McIlvride adds that SkkyHub's tunneling ability lets users see which side has started a tunnel, and only allows its firewall to be opened from the user's side. SkkyHub can also be added to a DMZ to help protect plant and corporate layers because it can run without opening a firewall. It also compiles with the OPC UA client/server requirement for maintaining a constant "chain of authority" for data as it moves through Skkynet's Secure Middleware from hubs on equipment to outbound connections and clients.
Likewise, Emerson Automation Solutions recently launched its SIEM appliance that runs a tailored version of McAfee's SIEM software in a physical box or virtually, according to Alexandre Peixoto, Delta V marketing manager for cybersecurity.

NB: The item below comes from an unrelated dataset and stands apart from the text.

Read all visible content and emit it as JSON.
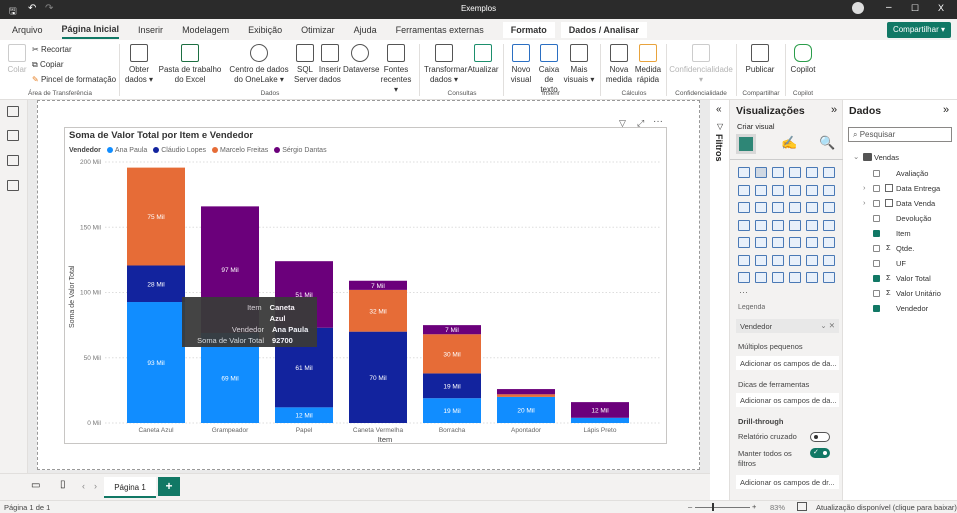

It also released its Network Security Monitor appliance at the same time because it can gather and compile data, and delivers it to the SIEM system. "These solutions are letting us extend SIEM to the process control side, but it also uses port mirroring, so data can only go one way up to the security monitor," says Peixoto.
In addition, Panacea Technologies Inc., a CSIA-member system integrator in Montgomeryville, Pa., recently launched its Update Manger software that automates the process of deploying Microsoft patches on industrial networks by allowing only automation vendor-approved patches to be deployed on appropriate computers. It supports most major automation platforms, and future releases expanding the support base are planned. "Panacea Update Manager will decrease downtime caused by deploying untested and unapproved patches that break automation systems, and decrease overall engineering and validation efforts associated with rolling out patches for automation infrastructures," says Will Aja, customer operations VP at Panacea.
Also, Honeywell recently launched its Secure Media Exchange (SMX) hardware that lets users examine USB devices for approved use in their facilities. USB drives are plugged into an SMX Intelligence Gateway, which analyzes files on the device using a variety of techniques included with Honeywell’s Advanced Threat Intelligence Exchange (ATIX) secure, hybrid-cloud threat analysis service.
Some other recent partnerships between process control suppliers and cybersecurity providers and startups include:
- Emerson joined with Intel Security, recently renamed McAfee, to better secure Emerson's DeltaV DCS.
- Honeywell acquired Nextnine, and added it to Honeywell's Industrial Cybersecurity Group to offer multi-vendor, multi-site, secure remote access, monitoring and support.
- Rockwell Automation added Claroty as an Encompass partner, so they can combine network monitoring software solutions and services as packaged security offerings.
- Schneider Electric is also working jointly with Claroty, which will enable it to integrate Claroty's virtual appliance scanning software as part of its products.
- Siemens and Tenable Inc. partnered to Industrial Security from Tenable, which is an asset discovery and vulnerability management tool that Siemens will deliver as a service.